In questa modalità a-sistematica, che rigenera l'arte non attraverso una negazione eroica (come nel
caso di Dada) ma avvalendosi delle pratiche "deboli" del gioco, della humour, dell'azzardo; che non riscatta
l'oggetto d'uso immettendolo nell'ambito artistico ma traspone piuttosto quest'ultimo al livello del banale
e della produzione di serie, si coglie - insieme alla "sparizione dell'avanguardia" come progetto forte,
totalizzante, riscontrata da Carlo Romano in catalogo - il primo manifestarsi del paradigma del postmoderno
(che, a sua volta, è tutt'altra cosa del pot pourri iperdecorativo propinatoci in anni recenti.
Non a caso asserzioni Fluxus come "l'arte è facile" e "tutto è arte" corrispondono alla tesi
lyotardiana secondo cui l'opera d'arte "può essere letta in qualsiasi modo" né è mera
coincidenza che Ihab Hassan abbia definito l'epoca postmoderna come età dell'indetermanenza
(indeterminazione + immanenza), riassumendone le componenti in un elenco che fra l'altro contempla gioco/caso/
anarchia/silenzio/processo/decostruzione/paratassi/combinazione/ironia.

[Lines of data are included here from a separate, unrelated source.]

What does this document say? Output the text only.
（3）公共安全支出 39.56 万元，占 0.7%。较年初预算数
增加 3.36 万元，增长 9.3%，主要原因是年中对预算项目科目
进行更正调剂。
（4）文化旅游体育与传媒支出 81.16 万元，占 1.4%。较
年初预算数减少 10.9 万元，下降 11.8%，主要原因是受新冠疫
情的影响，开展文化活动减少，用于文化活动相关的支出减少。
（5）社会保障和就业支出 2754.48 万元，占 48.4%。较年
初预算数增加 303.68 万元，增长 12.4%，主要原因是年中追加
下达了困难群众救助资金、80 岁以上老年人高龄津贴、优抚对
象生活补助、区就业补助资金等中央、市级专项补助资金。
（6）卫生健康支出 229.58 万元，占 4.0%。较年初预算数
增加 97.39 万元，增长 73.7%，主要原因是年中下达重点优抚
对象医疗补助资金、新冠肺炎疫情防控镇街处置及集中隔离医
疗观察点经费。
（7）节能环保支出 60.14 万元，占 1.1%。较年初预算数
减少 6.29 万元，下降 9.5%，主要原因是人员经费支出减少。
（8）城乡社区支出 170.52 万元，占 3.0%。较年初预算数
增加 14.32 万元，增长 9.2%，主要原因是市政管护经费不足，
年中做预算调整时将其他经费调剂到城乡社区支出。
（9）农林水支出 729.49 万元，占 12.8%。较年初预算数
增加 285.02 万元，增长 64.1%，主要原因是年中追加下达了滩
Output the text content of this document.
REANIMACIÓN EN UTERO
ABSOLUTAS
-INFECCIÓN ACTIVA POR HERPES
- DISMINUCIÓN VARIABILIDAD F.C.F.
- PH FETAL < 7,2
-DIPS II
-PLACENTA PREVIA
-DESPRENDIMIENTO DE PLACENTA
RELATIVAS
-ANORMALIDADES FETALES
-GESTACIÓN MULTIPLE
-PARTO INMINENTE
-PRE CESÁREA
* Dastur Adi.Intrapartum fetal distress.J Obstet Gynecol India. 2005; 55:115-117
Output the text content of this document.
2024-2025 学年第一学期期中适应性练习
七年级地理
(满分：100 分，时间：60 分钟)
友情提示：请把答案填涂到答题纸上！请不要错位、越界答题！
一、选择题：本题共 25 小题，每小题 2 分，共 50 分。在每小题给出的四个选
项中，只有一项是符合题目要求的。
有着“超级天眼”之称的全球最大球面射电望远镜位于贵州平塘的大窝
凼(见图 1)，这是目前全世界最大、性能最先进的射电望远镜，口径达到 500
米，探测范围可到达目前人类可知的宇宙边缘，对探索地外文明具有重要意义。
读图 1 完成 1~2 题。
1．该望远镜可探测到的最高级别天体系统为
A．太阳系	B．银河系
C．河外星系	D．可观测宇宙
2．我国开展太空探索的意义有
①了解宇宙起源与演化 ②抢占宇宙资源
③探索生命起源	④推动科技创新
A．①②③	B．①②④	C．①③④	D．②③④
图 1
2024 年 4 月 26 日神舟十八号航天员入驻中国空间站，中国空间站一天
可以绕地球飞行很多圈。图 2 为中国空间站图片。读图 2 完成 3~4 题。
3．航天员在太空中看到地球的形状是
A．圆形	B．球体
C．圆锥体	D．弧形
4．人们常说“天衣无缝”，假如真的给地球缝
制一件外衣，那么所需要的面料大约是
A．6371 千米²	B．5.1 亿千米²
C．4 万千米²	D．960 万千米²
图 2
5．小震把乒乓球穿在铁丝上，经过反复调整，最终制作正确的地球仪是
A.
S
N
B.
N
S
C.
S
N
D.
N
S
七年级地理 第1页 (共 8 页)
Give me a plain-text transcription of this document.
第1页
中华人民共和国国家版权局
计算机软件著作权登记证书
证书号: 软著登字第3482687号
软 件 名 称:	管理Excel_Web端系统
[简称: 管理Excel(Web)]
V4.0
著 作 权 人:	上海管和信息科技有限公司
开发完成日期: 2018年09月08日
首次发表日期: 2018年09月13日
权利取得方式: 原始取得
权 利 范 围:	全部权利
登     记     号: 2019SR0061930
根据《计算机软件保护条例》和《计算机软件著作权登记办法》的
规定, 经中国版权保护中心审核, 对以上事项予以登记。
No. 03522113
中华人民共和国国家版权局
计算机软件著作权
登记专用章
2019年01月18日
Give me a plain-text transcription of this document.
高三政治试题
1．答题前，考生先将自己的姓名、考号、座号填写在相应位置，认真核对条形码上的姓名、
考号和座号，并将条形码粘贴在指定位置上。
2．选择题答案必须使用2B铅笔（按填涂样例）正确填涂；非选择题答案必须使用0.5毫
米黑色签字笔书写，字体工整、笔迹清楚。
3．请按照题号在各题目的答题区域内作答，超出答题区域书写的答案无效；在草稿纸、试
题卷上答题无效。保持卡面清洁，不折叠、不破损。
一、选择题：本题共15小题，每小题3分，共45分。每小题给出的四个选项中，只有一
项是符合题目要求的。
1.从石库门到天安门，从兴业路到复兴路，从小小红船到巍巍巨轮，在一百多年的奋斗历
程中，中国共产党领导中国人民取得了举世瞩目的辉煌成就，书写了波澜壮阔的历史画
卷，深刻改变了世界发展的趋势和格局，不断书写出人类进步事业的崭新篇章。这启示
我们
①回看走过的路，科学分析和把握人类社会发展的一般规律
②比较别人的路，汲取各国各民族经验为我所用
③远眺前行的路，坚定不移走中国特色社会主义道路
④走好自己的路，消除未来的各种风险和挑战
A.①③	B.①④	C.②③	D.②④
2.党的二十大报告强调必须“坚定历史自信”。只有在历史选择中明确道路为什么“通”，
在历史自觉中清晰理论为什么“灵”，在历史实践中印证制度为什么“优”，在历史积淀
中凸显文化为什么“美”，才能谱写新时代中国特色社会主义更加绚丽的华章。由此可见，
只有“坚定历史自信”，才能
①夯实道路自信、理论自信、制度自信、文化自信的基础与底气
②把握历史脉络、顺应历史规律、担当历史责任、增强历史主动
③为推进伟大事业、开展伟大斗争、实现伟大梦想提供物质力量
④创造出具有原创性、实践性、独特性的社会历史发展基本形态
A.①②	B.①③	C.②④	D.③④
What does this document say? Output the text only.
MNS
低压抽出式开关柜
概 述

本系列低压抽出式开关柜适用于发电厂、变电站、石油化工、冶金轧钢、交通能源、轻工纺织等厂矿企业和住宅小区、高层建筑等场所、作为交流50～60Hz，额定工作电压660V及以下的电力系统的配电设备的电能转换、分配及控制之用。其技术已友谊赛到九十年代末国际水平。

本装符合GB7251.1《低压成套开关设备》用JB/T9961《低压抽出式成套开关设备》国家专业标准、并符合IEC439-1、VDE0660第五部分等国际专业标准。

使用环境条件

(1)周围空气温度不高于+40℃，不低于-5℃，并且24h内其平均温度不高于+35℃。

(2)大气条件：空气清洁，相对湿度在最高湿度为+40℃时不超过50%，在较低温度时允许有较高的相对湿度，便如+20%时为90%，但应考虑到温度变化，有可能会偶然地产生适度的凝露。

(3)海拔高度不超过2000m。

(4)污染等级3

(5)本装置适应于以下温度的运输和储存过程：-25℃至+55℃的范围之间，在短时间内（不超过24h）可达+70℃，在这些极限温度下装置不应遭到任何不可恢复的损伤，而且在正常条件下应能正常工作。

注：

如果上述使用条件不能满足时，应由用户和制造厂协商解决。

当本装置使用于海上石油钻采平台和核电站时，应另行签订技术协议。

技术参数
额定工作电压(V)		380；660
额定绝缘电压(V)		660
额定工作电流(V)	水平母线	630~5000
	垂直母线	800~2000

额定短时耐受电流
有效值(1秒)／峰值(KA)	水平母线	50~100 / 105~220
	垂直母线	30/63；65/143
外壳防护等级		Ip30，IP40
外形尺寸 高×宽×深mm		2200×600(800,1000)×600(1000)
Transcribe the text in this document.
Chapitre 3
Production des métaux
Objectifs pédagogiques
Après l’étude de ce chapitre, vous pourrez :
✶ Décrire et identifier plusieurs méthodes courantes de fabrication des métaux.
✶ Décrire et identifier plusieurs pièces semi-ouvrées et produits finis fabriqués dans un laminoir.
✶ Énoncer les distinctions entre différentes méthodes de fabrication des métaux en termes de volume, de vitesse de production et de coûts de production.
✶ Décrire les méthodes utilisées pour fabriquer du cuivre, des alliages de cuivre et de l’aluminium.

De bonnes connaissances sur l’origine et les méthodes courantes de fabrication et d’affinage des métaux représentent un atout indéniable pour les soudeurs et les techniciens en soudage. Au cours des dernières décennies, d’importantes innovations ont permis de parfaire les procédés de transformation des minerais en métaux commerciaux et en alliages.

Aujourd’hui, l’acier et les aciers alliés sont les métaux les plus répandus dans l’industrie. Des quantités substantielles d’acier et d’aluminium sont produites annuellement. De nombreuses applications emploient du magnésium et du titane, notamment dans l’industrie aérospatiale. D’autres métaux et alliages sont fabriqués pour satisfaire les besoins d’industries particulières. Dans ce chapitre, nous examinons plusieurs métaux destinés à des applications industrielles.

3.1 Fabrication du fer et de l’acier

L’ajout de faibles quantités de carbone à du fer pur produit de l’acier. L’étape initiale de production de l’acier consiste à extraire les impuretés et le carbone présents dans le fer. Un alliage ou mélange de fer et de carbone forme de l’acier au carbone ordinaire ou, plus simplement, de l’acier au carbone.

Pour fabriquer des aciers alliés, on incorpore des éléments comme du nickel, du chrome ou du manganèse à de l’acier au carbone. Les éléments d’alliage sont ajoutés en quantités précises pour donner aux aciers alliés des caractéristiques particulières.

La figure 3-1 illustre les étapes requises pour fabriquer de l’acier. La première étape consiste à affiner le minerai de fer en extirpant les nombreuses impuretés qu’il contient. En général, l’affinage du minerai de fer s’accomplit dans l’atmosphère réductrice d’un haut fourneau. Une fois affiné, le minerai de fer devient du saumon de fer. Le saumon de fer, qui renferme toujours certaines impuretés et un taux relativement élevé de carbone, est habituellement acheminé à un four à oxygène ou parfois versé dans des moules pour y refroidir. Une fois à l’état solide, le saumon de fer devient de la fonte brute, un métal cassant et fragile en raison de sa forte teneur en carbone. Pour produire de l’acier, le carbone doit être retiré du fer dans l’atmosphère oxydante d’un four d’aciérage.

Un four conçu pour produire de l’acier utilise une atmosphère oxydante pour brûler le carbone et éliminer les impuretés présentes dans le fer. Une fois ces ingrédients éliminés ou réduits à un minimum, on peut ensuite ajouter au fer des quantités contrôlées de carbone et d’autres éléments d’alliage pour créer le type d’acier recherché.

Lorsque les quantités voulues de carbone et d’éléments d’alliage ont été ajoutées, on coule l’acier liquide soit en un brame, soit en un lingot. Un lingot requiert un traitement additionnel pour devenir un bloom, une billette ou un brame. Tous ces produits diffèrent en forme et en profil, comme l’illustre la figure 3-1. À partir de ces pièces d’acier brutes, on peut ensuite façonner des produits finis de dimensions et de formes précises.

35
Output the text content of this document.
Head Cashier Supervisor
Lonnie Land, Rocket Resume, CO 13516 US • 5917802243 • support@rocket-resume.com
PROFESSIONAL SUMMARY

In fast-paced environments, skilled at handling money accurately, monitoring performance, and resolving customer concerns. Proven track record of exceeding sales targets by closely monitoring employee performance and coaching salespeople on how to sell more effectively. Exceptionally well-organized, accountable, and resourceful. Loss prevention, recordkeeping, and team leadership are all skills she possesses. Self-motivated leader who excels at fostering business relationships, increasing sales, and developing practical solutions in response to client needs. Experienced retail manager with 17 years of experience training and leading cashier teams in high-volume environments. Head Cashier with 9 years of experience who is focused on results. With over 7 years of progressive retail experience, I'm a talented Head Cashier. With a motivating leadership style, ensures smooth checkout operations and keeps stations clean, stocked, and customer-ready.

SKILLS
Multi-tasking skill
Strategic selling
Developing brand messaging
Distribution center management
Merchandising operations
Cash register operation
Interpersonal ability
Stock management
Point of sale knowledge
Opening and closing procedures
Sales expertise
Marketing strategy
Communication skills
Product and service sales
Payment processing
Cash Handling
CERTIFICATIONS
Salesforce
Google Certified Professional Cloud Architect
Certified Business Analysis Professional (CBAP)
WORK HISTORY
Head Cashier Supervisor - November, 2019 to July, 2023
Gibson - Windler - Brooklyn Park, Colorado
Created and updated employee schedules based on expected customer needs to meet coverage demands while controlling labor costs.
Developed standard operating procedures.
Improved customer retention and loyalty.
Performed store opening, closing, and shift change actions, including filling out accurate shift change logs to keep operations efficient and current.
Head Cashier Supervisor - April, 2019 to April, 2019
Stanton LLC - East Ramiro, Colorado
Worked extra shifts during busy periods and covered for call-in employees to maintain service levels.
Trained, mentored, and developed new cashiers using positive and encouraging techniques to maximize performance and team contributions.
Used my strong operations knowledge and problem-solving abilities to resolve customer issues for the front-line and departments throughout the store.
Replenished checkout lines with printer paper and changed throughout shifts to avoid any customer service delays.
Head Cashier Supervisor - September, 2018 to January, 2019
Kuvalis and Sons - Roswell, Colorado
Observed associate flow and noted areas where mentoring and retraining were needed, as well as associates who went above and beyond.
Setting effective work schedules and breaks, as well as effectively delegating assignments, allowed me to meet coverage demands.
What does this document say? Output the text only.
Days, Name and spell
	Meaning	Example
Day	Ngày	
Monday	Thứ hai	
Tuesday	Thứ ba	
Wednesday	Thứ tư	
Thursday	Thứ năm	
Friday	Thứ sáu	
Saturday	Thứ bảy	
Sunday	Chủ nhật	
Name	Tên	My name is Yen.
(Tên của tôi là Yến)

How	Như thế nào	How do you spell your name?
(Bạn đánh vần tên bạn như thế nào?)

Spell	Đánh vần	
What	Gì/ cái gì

Nelle sale dello Studio Leonardi sono stati raccolti lavori "classici" di Cage ("Not Wanting To Say Anything
About Marcel", 1969, dedicato a Duchamp), di Giuseppe Chiari ("Gesti sul piano di G.C. e Frederic Rzewski",
1962), di George Brecht ("Climatisé en traversant", 1972), di Ben Vautier ("la signature manque", 1973),
di Dick Higgins ("Man Heart's Mirror", 1977/87); all'Unimedia Caterina Gualco esponeva invece "Cathod's Garden"
di Nam June Paik, vari strumenti automatici di Joe Jones, "Personaggi noci" di Bob Watts, da poco scomparso,
una "Depressione endogena" di Wolf Vostell, "Destroyed Music" (un disco rotto) di Milan Knizak ed un cestino
con "Pezzi di realtà" di Philip Corner.
In concomitanza con l'inaugurazione (12/10/1988) si è tenuta alUnimedia una performance di Ben Vautier
(una sorta di dimostrazione di concerti ed eventi Fluxus "storici"); il 29/10, allo Studio Leonardi si è
svolta un'azione di Takako Saito (un dialogo con una pentola di riso che sobbolle, contrappuntato dalla
fabbricazione e dal lancio di piccoli cubi di carta bianca); ancora il 22/11 Philip Corner all'Unimedia
ha dato vita ad un concerto basato sul rumore prodotto dalla masticazione di carote e quindi ha suonato
gong e campane; in chiusura, il 25/11, lo Studio Leonardi ha ospitato "Berlin Luxus", un lavoro "in spirito
Fluxus" di Michael Busch, Frank Hentscher e Hans Werner Kroesinger, in collaborazione con Attilio Caffarena.
Il 10 novembre si è tenuto presso l'Istituto di Storia dell'Arte dell'Università di Genova un
incontro di studio introdotto da Franco Sborgi, con l'intervento di Gino Di Maggio nonché di Enrico
Pedrini, Sandro Ricaldone, Carlo Romano, autori, con Lara Vinca Masini, Marie-Thérèse Michaud,
Josef Gerighausen, degli interventi riportati nel catalogo pubblicato nell'occasione.